Anyway, I do it with pypy, now I have a list of “bests”. I have to do a second wave of experiments. I have to change the runner script to read combinations from a text file instead of iterating from all combinations.
Again I just get through it. I do the same for the next waves. Finally I decide to do experiments for a different set of hyperparameters. I have to copy the runner script, change it according to my need, write a new systemd unit file and do the same process again. Needless to say that I also have to write another Python script to extract the results because this time, I’m not looking at the fitness values, I’m rather looking at something else.
I can try writing a more generalized Python script and even interact with systemd using it. But then I’ll have to spend 2-3 days to design and write such a thing, plus probably few more days to debug it. And it won’t be late before I realize the script is not general enough and I need to change it again. It greatly slows me down…
All these issues are there while I don’t need to change WakeGP code. Which written in Rust, it means each time I change the algorithm, I need to recompile it. And wait tens of seconds for it to finish. The story I’m narrating is just for hyperparameters.
There are also other problems. Like if I need my computer for something, I’ll have to either stop the runner service or change number of threads WakeGP uses. Both routes create multiple issues.
For the first one, I have to remember to start it again. If I don’t and go home, I have lost few hours. I do it all the week and then I have to wait a week longer to get the experiment results.
For the latter, I have to go down adding a configuration option to the runner script to somehow read thread count from some configuration file and revert thread count to original after a time frame. Heck no! I wrote it but it didn’t work well. And I didn’t have time to spend debugging things.
If I want to do some small experiments. Like compare just two combinations, I can’t go for the runner script. I have to do it with shell and the for
loop. It comes with tons of disadvantages, however with the advantage that initial investment is negligible.
Now to summarize, there are multiple problems and things I need here:
- I need to interact with systemd so the experiments will always run even if the computer reboots. Two common reasons are kernel updates and power outages. It could be nice if somehow power state of my PC was invisible to the programs.

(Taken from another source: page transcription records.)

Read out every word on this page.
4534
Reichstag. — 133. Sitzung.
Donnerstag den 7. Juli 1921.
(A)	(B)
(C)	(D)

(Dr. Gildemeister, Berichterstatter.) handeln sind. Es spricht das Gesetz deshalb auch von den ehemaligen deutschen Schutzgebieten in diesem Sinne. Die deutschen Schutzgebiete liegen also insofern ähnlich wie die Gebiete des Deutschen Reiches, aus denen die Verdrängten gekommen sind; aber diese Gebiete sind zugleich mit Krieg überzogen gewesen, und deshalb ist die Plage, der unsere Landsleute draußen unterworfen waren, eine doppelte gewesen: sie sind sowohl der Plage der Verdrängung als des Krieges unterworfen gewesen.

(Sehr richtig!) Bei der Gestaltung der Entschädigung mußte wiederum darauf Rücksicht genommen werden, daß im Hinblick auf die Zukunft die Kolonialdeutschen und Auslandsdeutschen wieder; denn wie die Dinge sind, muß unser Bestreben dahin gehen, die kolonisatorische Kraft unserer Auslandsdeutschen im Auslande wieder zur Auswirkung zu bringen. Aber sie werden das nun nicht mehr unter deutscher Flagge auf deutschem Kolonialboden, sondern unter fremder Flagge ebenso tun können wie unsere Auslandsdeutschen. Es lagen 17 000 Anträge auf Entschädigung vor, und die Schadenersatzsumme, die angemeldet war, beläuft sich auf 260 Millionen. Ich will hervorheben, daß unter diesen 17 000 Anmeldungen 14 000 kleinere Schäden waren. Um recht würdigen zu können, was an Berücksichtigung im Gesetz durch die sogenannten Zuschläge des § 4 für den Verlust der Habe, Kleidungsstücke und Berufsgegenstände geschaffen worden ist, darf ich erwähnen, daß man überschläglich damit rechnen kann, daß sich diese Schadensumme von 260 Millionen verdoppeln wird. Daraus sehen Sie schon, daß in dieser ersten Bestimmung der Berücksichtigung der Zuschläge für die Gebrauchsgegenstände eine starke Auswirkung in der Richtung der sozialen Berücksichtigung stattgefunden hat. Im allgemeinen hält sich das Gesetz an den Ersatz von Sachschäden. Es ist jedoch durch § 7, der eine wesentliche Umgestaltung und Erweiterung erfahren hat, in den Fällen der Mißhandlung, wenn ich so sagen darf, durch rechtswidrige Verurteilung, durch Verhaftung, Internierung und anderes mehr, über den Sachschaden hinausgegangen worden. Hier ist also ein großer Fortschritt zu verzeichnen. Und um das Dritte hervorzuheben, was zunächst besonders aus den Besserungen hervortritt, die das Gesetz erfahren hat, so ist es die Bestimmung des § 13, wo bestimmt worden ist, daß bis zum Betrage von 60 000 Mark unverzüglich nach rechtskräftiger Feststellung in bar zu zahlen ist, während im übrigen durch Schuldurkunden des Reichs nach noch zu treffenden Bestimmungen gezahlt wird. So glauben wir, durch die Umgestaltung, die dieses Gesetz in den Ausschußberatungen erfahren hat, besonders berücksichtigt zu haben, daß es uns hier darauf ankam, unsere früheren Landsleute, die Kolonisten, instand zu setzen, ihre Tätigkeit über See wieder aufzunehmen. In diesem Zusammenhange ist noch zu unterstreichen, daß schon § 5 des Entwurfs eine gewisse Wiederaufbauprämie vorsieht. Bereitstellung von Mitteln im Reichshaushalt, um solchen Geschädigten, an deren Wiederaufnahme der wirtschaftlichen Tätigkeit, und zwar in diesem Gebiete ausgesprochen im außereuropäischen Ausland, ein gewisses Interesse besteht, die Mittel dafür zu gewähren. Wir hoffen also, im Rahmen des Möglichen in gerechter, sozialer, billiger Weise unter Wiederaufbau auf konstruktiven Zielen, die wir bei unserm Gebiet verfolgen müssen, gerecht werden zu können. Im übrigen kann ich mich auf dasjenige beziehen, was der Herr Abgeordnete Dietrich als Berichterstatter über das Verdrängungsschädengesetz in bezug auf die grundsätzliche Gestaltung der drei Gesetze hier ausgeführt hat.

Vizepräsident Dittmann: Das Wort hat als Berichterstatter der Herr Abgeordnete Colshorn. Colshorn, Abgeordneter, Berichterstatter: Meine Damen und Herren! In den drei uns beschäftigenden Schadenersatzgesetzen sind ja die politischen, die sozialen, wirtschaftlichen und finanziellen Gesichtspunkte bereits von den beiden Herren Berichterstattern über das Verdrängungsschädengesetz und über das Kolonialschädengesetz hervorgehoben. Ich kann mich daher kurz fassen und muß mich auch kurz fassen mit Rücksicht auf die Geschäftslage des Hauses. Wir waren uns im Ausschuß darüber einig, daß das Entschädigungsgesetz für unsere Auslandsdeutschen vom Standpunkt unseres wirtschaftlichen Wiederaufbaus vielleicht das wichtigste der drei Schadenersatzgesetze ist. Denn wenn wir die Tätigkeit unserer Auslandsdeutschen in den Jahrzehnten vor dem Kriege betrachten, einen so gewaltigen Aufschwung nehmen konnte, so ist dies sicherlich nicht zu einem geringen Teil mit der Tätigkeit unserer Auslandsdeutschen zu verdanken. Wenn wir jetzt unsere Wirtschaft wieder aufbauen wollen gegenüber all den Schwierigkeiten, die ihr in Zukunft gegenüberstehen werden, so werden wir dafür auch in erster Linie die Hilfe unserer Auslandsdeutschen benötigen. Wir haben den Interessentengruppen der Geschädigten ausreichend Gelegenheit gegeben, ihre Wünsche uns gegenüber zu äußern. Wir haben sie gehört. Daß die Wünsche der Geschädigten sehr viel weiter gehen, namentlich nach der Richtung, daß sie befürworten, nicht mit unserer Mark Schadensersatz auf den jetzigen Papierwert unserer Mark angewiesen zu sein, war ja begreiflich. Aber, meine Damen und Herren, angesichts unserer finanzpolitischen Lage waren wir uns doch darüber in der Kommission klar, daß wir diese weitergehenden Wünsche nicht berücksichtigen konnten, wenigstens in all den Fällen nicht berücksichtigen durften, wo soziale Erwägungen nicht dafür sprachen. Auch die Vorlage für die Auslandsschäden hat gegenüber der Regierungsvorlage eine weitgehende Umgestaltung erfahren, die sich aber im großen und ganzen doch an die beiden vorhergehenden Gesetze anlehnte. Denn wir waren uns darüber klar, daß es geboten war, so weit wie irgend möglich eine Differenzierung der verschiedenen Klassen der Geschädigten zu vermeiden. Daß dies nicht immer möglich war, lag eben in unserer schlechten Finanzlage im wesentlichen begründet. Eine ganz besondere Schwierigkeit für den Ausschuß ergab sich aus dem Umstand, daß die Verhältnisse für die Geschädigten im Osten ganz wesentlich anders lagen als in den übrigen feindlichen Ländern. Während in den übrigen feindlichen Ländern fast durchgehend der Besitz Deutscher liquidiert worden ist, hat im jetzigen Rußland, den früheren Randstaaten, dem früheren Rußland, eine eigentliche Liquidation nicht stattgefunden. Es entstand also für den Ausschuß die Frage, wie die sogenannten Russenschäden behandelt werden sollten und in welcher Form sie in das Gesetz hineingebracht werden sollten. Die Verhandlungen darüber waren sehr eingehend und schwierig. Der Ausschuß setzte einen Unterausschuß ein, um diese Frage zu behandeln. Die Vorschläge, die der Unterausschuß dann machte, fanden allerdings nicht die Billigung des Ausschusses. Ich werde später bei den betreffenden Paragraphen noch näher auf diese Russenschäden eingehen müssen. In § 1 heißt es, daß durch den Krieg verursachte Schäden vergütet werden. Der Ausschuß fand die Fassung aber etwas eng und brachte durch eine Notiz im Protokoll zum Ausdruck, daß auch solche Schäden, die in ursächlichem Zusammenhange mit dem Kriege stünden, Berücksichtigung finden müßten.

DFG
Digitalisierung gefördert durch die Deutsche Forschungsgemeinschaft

- I need a mechanism to reduce resource usage of WakeGP when I need my CPU for something else. Like for compiling a program or doing another ad hoc WakeGP experiments.
- I need a shell/language combo which is fast and expressive enough to extract and process data. And at the same time it’s convenient if I want to do some ad hoc stuff. POSIX shell is certainly not a good choice for such these. It offers some tools which are useful. But then it lacks processing floating point numbers, doing T tests, and so on. Python is slow and cannot be used as a shell.
- I need a workspace which my changes to it persist across reboots and process terminate. Like I define a function for something. It should be there in the workspace next time I want to use it. If I close it and again open it, my things are already there.
Solution? It seems I’m looking for a Lisp Machine, or a Lisp shell which changes are persistent and reboots or program terminates are invisible to it. Does such a thing exist? I don’t know.